Print to PDF might just convert the PDF into Postscript instructions and back again without the original PDF’s metadata, but that probably depends on the Print to PDF software being used and its settings.
I kind of assume this with any digital media. Games, music, ebooks, stock videos, whatever - embedding a tiny unique ID is very easy and can allow publishers to track down leakers/pirates.
Honestly, even though as a consumer I don’t like it, I don’t mind it that much. Doesn’t seem right to take the extreme position of “publishers should not be allowed to have ANY way of finding out who is leaking things”. There needs to be a balance.
Online phone-home DRM is a huge fuck no, but a benign little piece of metadata that doesn’t interact with anything and can’t be used to spy on me? Whatever, I can accept it.
Doesn’t seem right to take the extreme position of “publishers should not be allowed to have ANY way of finding out who is leaking things”. There needs to be a balance.

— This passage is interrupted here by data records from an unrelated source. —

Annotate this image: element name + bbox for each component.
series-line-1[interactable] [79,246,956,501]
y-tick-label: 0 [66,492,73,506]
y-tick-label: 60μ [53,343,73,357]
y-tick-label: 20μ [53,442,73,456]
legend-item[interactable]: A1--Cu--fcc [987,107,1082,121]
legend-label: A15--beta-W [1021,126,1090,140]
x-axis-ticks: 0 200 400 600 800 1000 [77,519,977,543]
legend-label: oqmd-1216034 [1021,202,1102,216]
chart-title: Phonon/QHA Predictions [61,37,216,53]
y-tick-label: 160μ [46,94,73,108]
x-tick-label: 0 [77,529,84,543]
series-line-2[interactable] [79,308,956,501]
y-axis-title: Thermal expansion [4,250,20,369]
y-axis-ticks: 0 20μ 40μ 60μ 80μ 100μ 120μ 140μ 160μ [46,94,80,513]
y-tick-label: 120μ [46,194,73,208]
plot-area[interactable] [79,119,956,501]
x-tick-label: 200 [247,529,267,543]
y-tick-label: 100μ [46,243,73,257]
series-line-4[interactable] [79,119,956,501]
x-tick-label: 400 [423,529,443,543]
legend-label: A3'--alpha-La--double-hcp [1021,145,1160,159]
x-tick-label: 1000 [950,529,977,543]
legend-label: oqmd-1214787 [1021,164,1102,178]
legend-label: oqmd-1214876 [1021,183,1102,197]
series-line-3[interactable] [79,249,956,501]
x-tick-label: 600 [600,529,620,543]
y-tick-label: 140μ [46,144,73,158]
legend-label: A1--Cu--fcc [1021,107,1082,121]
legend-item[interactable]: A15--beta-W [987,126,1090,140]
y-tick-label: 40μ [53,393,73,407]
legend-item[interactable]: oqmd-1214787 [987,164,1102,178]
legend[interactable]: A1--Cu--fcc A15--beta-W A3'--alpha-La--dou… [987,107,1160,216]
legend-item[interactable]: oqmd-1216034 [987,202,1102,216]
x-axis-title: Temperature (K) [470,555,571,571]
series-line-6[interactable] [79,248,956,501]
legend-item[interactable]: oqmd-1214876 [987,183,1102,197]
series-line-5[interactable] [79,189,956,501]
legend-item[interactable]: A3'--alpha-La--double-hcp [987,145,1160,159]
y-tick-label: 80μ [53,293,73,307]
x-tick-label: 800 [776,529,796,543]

Nah, fuck that; that’s both the opposite of an extreme position and is exactly the one we should take!
Copyright itself is a privilege and only exists in the first place “to promote the progress of science and the useful arts.” Any entity that doesn’t respect that purpose doesn’t deserve to benefit from it at all.
You are arguing that Elsevier shouldn’t exist at all, or needs to be forcibly changed into something more fair and more free. I 100% agree with this.
But my point was in general, not about Elsevier but about all digital publications of any kind. This includes indie publications and indie games. If an indie developer makes a game, and it gets bought maybe 20 copies but pirated thousands of times, do you still say “fuck that” to figuring out which “customer” shared the game?
I agree with “fuck that” to huge publishers, and by all means pirate all their shit, but smaller guys need some way to safeguard themselves, and there’s no way to decide that small guys can use a certain tool and big guys cannot.
Definitely better than some of the DRM-riddled proprietary eBook formats.
Enlightened centrist
Plus, if you have two people with legit access, you can pretty easily figure out what’s going on and defeat it.